Brown Trouser Moment
OK, I've not blogged for a while. I've been mentally busy and all over the place. I'm in Chicago at the moment which is great apart from the fact the guy in front of me in the Apple store bought the last iPad and, in the next hour, I need to buy a suit for a business meeting I didn't expect. I'm hoping I don't wind up looking like Crocket from Miami Vice or some kind of strange sitcom character with a mauve jacket and sand coloured trousers.
Speaking of trousers, back home, I've just checked the BBC Website and saw this:
Gordon Brown 'bigoted woman' jibe caught on tape
Prime Minister Gordon Brown has been caught on microphone describing a voter he had just spoken to in Rochdale as a "bigoted woman".Off camera, but not realising he still had a Sky News microphone pinned to his shirt, he was head to tell an aide: "That was a disaster - they should never have put me with that woman. Whose idea was that? It's just ridiculous..."

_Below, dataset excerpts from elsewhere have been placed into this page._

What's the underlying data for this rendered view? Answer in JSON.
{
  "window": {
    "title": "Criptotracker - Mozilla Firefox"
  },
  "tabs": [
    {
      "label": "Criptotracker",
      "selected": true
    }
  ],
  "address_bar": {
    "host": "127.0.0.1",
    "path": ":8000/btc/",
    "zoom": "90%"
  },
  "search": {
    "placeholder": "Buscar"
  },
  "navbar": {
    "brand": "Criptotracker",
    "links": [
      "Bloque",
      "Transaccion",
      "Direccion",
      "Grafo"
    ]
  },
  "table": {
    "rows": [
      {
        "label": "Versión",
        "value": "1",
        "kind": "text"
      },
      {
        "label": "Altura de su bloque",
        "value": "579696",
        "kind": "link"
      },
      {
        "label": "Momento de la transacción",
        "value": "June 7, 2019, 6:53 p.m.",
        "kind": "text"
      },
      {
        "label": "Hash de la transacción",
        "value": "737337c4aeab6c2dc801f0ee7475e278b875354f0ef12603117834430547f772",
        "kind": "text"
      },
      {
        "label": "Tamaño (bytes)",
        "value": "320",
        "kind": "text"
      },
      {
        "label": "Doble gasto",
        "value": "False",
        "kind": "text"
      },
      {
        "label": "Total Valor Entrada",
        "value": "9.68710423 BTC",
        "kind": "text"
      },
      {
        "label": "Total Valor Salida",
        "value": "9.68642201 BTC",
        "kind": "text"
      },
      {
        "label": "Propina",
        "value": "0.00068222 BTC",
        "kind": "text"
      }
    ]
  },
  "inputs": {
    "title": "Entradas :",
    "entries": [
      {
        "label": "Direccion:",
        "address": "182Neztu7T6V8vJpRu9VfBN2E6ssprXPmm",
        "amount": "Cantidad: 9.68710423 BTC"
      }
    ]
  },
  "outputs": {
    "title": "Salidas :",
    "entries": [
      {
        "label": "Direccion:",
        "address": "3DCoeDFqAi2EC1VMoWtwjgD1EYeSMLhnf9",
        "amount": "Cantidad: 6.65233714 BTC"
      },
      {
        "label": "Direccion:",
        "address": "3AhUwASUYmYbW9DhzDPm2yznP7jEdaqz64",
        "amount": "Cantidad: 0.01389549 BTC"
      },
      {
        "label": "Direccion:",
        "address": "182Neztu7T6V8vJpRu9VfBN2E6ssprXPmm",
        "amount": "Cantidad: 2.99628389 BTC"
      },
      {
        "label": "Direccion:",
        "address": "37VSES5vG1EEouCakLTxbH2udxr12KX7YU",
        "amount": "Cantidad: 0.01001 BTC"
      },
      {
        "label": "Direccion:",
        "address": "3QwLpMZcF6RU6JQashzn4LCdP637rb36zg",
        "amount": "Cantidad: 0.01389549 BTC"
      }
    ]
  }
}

Gillian Duffy: "I want to know why I was called a bigot
Asked what she had said, he is heard to reply: "Ugh everything! She's just a sort of bigoted woman that said she used to be Labour. I mean it's just ridiculous. I don't know why Sue brought her up towards me."
Now, I don't think the charismatic Mr Brown had much hope anyway in the 2010 election but this is surely the last nail in his coffin.
This Brown Trouser moment will go down in history as his "why did I say that....?" regret.
Somebody once said to me "It's not what you say that can damage your reputation, it's knowing when to say nothing."
Gordon didn't need to say anything out loud. He would have been much better served to just keep it inside and let it fester in secret. There was no possible value in him saying what he said out loud to his aides. But, there was every risk that he would be overheard.
When people say things, they don't always consider the outcome of their words. If you think about it, communication is about nothing more than getting a response and an outcome. You say something, expecting people to respond to it and, potentially, do something.
Gordon's communication here isn't outcome focused - that would have been "Can you ensure that Sue doesn't bring people to see me in the future who have differing views to the image we want to portray as a party."
Whenever we communicate, whether we want to or not, we're generating responses from people and outcomes based on their response. Gordon Brown must realise from his evaluation of his own communication that he didn't expect the outcome to be 'total devastation of his reputation during the most important week in his career".
Whenever you communicate, just pause for a second and think "what outcome am I hoping to get here" and "what outcome might I get by accident".
Even if it is just hovering your mouse over that send button from time to time.